Das Homeoffice bietet auch eine gute Gelegenheit, um etablierte Gewohnheiten zu hinterfragen. Brauchen Sie tatsächlich Koffein, um fit zu sein? Sie können mit grünem Tee, Matetee und Guarana experimentieren, um sich langsam von dem automatischen Griff zur Kaffeetasse zu entwöhnen, wenn Sie das möchten. Wenn Sie zwischendurch hungrig werden, halten Sie sich frische Beeren, Nüsse und Kürbiskerne als gesunde Zwischenmahlzeit bereit und vermeiden Snacks mit einem hohen Gehalt an Einfachzucker. Der Schokoriegel pusht zwar kurzfristig Ihre Energie, erzeugt aber Insulinspitzen in Ihrem Stoffwechsel und lässt Sie schon bald wieder müde sein.

 

 

 

Nehmen Sie sich am Abend noch eine Viertelstunde Zeit, um Ihren Tagesablauf zu reflektieren. Was ist besonders gut gelaufen und was möchten Sie gerne verbessern?
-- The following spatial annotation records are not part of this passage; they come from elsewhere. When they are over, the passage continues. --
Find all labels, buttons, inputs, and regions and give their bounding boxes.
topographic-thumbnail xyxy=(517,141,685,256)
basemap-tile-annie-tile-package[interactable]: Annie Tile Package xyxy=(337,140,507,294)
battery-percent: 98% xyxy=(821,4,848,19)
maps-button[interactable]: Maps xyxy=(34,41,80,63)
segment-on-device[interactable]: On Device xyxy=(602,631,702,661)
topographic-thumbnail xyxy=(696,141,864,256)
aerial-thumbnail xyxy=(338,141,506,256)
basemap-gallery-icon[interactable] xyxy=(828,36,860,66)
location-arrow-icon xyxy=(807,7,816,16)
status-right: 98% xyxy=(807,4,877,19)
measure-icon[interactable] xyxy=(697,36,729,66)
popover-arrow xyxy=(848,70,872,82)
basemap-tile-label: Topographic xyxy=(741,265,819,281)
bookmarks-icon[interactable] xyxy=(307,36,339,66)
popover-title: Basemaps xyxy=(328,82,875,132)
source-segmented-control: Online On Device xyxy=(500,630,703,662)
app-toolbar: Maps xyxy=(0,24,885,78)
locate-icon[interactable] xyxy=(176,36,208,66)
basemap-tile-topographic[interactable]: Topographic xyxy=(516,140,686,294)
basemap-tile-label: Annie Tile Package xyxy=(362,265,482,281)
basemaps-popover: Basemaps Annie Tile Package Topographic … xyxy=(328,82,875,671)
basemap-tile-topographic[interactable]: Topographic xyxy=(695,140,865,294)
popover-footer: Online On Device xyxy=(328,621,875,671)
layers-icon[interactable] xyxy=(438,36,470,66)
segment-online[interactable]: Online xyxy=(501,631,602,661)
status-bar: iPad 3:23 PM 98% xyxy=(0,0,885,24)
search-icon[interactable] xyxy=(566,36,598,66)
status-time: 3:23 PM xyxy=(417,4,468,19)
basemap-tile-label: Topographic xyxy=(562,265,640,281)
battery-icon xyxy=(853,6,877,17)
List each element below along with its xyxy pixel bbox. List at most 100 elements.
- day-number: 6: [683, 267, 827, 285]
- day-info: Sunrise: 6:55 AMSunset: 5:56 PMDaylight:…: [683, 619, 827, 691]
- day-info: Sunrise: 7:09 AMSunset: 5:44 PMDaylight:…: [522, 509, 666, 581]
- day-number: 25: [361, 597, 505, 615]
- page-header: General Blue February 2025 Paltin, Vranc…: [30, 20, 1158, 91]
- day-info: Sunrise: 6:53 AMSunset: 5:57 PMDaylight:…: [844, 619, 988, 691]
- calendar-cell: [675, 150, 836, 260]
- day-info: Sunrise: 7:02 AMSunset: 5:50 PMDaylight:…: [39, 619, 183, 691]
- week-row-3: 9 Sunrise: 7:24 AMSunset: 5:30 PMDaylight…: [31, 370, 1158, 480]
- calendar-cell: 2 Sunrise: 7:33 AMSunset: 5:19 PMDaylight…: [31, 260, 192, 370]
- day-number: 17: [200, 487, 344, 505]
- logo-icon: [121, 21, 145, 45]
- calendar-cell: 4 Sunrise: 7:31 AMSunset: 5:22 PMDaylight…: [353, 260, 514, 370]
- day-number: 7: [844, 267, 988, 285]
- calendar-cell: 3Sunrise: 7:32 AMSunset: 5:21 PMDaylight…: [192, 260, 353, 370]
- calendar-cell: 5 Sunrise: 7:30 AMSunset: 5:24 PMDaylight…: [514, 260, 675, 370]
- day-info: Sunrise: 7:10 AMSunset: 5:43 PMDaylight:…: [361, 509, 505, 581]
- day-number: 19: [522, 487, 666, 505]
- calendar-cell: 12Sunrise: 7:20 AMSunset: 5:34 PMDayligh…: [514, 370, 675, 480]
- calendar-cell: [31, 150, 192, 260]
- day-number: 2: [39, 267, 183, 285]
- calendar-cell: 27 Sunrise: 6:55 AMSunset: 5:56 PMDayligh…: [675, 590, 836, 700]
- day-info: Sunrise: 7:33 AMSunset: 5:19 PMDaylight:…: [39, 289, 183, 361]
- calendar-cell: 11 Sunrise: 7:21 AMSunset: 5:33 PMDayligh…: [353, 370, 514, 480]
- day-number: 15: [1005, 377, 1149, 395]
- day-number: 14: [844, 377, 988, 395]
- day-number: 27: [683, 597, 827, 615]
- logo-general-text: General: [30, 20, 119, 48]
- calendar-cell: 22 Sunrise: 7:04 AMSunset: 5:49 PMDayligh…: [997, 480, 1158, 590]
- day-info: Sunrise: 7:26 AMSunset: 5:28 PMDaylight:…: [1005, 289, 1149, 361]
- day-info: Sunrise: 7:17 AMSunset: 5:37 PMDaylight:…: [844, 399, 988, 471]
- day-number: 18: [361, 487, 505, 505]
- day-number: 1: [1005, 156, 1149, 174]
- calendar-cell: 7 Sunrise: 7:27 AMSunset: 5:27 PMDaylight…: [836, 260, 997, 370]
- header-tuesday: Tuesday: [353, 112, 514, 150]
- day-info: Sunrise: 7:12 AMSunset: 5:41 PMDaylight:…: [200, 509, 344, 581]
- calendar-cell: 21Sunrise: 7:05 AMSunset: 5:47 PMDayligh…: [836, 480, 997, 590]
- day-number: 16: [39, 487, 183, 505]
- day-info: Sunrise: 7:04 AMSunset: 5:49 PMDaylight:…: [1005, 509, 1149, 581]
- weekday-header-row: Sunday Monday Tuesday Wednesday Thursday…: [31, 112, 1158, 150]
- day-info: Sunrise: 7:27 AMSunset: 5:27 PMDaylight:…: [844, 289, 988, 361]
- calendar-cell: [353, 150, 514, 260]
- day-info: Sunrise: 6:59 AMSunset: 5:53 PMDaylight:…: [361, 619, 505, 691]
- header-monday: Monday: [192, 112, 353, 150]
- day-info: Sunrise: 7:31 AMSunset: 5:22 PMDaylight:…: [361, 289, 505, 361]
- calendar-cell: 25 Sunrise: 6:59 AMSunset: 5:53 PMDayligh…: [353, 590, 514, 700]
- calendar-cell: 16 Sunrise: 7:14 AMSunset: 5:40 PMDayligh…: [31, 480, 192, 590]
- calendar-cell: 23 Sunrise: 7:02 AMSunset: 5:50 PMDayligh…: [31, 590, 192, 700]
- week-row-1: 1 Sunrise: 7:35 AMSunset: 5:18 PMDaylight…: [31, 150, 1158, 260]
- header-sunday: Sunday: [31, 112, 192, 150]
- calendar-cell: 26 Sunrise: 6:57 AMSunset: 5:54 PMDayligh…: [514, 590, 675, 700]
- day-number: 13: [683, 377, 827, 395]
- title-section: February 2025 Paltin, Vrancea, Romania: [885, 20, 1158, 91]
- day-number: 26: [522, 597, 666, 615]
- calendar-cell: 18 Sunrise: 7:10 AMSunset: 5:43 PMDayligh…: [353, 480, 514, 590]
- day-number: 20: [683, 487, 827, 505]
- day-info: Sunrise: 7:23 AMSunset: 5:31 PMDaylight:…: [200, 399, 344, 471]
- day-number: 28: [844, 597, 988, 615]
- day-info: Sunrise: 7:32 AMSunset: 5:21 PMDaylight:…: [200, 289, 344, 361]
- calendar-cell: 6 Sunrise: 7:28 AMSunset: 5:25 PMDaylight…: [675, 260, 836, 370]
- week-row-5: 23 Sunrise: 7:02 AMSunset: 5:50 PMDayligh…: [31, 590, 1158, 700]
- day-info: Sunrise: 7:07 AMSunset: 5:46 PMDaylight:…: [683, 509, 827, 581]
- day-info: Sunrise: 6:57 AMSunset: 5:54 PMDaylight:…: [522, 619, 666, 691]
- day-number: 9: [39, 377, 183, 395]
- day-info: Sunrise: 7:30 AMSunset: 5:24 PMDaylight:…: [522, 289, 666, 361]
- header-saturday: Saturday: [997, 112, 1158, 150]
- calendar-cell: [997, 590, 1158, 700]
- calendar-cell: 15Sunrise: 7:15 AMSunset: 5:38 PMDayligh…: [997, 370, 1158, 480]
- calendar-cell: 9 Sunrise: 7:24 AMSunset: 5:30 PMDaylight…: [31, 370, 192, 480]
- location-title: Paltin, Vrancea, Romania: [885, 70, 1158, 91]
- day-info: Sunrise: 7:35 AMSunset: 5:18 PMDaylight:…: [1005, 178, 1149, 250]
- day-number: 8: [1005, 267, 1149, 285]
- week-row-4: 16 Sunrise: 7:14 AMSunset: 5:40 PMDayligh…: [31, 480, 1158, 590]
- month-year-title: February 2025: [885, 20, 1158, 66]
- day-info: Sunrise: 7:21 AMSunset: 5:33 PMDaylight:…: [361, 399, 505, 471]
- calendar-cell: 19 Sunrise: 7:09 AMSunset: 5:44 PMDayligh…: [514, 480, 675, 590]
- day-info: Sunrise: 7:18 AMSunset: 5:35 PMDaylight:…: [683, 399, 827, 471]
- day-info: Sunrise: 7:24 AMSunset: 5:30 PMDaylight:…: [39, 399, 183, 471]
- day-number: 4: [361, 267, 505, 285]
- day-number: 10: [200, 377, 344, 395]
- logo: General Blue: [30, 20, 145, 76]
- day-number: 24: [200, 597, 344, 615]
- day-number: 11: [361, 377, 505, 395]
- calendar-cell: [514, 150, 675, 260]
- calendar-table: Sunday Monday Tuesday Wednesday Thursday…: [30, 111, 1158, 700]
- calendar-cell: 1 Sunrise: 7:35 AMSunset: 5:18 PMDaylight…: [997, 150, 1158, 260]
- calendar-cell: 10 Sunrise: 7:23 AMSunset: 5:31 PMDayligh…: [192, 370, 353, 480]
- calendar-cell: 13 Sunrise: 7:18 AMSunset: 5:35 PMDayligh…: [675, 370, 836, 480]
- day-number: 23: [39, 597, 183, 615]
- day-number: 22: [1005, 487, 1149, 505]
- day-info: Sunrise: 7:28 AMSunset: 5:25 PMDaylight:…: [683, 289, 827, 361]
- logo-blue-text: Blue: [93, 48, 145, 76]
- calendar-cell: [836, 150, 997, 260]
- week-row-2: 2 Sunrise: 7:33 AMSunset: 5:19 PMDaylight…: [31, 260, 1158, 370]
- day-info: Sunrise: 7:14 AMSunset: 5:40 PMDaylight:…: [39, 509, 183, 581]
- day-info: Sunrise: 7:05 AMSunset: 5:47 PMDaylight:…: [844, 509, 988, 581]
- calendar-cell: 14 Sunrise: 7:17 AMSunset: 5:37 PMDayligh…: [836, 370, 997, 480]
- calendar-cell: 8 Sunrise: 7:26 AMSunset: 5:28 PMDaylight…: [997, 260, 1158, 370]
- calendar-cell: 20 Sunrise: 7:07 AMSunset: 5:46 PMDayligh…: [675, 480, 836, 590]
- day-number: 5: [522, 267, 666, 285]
Prüfen Sie Ihren Zeitplan und hinterfragen Sie, warum Sie manches nicht wie geplant umsetzen konnten. Fertigen Sie unter Berücksichtigung Ihrer Reflexionen einen neuen Zeitplan für den nächsten Tag an und übertragen unerledigte Aufgaben auf Ihre neue Liste. Schließen Sie damit Ihren Arbeitstag ab und gönnen sich Zeit für sich selbst und Ihre Familie.

 

Etablieren Sie auch privat Rituale, die Ihnen als Familie oder Haushalt Halt geben. Ein schöner Tagesabschluss kann ein gemeinsamer Waldspaziergang am Abend sein oder eine kleine Teezeremonie in gemütlicher Runde.

 

 

 

Wir wünschen Ihnen eine gesunde und erfolgreiche Zeit zuhause!